Any guesses for day of the month?

I'm guessing 2, 3, 5, 7, 11, 13, 17, 19, 23, 29, or 31.
 
Why can’t we just accept the reason for the initial purchase and subsequent testing for liquidity experiment as the, you know - reason?!
Why, well I guess there is the fundamental “liquidity experiment” being done AFTER investing over a billion dollars. Makes zero sense to me. Engineers test, test, test. They don’t buy an enormous quantity of a resource only to qualify it later.

Further, there is no point in such a test. Seems to me I have noticed that what happens one day in the market does not guarantee future similar reactions…. Something about “past performance guaranteeing future results” etc. And if you have already been buying enormous quantities you have had an opportunity to witness liquidity.

The meaningful info was that Tesla was holding and not selling. The coiners got the message. This makes further sales highly unlikely and suggests (perhaps) they are comfortable with Q2 financial horizon.
 
CNBC - 2.5 hours ago: GM, Ford are all-in on EVs. Here’s how their dealers feel about it

Excerpt:

Many auto dealerships are embracing the electric vehicle transition, but there are concerns about costs to be paid, staff training and impact on lucrative service department business.

I'm still catching up - sorry this reply goes into trading times.

I think the second part is the message legacy OEMs should be saying to counter the fear from the first part (lower servicing income). It may not be true, I'd trust an EV specialist more than main dealer, but it's a message that might hit home to dealers nevertheless

estimates that dealers could see $1,300 less revenue in service and parts over the life of each EV they sell.

Even though 70% of aftermarket service of ICE vehicles is handled by independent shops, franchise dealers don’t want to cede EVs to them, especially as consumers familiarize themselves with battery charging and other peculiarities. “The EV owner might trust the dealers more to perform service than the aftermarket shops earlier in their ownership period,
 
An interesting thread from Sawyer yesterday that I haven't seen mentioned fully. This was originally sourced from Troy's Patreon (and apparantly shared with permission):


I won't post the whole thread but basicially the main points are:

1. China exports of Model Y to Europe from Q3
2. Model S Plaid will be exported to Europe in October.
3. Tesla is still planning to shut down Model Y production at Fremont when Giga Texas starts making the Model Y 2.0. However, they are now considering whether the shutdown will be temporary or permanent.
4. Texas Model Y will be slightly different than the Berlin version.
5. Model Y production in Shanghai has a Build Failure Rate of less than 3% which is exceptionally low in the industry. The target for Model Y 2.0 in Berlin is less than 2%.

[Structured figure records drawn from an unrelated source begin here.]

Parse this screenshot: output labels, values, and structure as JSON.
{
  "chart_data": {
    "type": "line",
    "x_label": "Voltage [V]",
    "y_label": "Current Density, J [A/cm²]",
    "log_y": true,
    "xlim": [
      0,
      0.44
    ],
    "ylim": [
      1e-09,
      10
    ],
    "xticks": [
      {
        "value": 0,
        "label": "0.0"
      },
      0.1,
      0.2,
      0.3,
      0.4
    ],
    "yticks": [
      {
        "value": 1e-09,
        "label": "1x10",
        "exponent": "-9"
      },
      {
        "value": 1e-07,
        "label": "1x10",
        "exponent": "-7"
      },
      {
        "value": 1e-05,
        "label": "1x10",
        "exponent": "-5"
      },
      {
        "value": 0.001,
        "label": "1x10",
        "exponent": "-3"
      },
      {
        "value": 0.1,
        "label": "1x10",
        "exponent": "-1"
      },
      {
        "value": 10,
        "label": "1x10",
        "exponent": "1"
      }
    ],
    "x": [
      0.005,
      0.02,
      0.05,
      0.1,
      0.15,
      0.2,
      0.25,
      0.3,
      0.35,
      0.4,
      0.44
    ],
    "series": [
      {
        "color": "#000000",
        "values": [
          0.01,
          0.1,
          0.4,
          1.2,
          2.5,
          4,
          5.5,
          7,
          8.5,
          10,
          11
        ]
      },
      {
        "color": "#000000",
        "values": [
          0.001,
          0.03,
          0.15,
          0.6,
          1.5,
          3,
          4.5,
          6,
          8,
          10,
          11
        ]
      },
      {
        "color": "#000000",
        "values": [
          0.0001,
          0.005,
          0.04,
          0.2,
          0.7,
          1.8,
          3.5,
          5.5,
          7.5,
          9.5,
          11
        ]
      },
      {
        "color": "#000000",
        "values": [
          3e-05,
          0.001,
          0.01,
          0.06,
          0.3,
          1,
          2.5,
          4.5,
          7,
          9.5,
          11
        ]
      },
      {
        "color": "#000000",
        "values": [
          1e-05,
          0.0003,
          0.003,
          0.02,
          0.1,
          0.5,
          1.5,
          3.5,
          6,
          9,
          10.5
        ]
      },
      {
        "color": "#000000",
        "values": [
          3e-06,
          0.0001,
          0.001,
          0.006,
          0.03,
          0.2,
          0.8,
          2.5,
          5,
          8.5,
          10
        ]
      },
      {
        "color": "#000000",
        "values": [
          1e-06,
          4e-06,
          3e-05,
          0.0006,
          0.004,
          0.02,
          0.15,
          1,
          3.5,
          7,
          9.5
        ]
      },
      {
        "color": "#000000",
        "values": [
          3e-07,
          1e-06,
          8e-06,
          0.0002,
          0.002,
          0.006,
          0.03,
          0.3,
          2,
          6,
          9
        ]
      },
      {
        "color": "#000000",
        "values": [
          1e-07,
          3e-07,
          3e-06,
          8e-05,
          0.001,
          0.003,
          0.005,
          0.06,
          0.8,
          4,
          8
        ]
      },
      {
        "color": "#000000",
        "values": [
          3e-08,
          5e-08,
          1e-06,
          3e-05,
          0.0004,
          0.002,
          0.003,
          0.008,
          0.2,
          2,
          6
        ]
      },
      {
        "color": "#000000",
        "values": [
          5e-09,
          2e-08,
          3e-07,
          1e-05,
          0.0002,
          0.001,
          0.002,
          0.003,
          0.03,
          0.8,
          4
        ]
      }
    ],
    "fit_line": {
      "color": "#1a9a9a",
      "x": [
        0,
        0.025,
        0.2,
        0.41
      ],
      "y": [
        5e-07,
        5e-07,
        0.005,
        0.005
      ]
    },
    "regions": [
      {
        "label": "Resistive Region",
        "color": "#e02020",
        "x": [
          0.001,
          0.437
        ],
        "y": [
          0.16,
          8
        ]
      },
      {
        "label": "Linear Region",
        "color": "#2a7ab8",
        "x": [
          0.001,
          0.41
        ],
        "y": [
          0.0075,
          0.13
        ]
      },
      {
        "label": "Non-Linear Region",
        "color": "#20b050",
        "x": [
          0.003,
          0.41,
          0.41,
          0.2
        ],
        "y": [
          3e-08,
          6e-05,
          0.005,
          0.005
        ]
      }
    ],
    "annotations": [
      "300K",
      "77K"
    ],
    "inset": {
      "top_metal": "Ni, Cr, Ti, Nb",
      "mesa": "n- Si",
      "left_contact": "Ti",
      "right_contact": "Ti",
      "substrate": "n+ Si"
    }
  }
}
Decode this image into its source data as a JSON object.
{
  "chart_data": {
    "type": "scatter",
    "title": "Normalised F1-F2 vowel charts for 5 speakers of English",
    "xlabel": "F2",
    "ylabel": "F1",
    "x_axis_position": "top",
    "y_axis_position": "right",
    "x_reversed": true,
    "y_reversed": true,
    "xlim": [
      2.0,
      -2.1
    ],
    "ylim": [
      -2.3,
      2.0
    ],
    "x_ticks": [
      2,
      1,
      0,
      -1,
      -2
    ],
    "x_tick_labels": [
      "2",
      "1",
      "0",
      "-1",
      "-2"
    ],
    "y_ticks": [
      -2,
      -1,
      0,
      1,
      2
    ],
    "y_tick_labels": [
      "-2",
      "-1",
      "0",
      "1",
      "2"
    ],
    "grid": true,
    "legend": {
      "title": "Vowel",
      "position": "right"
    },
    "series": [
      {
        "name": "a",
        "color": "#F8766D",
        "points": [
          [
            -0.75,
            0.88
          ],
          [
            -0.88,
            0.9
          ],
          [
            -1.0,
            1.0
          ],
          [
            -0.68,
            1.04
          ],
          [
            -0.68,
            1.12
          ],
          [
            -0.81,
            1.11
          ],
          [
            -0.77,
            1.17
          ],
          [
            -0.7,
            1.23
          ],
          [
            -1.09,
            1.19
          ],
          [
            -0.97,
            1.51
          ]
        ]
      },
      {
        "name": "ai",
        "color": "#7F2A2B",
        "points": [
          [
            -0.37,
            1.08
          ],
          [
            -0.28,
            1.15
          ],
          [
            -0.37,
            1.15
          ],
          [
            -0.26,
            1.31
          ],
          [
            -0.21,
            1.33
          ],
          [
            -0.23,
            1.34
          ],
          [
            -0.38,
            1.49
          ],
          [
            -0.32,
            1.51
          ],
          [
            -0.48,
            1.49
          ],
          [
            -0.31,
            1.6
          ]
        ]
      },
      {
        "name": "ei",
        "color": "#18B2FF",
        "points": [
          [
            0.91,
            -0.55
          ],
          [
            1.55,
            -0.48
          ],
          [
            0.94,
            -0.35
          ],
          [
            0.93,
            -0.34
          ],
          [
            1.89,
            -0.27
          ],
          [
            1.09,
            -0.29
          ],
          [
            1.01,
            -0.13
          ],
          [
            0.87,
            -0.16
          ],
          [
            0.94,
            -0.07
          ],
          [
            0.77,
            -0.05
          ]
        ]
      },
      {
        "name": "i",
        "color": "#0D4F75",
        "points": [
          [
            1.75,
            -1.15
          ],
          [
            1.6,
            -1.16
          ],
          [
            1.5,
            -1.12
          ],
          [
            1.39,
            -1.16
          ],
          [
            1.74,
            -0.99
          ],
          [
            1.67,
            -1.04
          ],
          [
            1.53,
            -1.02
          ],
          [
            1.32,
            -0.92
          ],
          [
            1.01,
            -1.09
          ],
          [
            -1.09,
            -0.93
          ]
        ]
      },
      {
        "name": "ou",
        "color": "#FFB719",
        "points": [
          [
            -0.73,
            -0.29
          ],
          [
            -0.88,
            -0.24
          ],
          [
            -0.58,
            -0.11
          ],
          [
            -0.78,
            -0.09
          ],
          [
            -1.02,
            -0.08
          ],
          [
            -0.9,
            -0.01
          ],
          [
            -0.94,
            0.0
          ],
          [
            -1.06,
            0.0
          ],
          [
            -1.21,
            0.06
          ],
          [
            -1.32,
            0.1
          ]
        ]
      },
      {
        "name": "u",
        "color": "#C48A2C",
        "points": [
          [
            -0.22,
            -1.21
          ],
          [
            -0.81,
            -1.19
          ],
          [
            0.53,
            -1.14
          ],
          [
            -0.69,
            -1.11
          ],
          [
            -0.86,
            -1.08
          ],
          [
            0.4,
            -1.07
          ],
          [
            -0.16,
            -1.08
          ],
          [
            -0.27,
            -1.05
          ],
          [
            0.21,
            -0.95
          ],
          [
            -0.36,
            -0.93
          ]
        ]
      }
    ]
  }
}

The first and seconds points I think I'd heard about earlier. The suggestion that Tesla would shutdown Y production in Fremont is new to me but does make some sense given the differences. However there would be some overlap until Austin can ramp enough to replace Fremont capacity.

I would also add to this that I suspect Shanghai will also start making a Model Y2.0 around a similar time to Austin. This may just be in the form of front and rear castings as the current works are roughly doubling the existing casting area. Initial batteries may not be structural and may have to wait until CATL can build their new factory or Tesla can source their own.
It seems to me that all this suggests that Tesla is reaching maturity in factory approach so there will be significant differences between products built in various factories. That really is not unusual even in traditional OEMs. There have often been localized versions of products that reflected local legal or market conditions.
Until Shanghai has been maturing these adaptations would have been folly. From now on we'll all have an interesting time understanding the differences between models with the same name.

One might remember the global variants of the Ford Falcon. The Australian 1971 Falcon GTHO gave me the most memorable Melbourne-Perth drive...

Not too long from now we'll end out with Tesla memories like that from regional variants.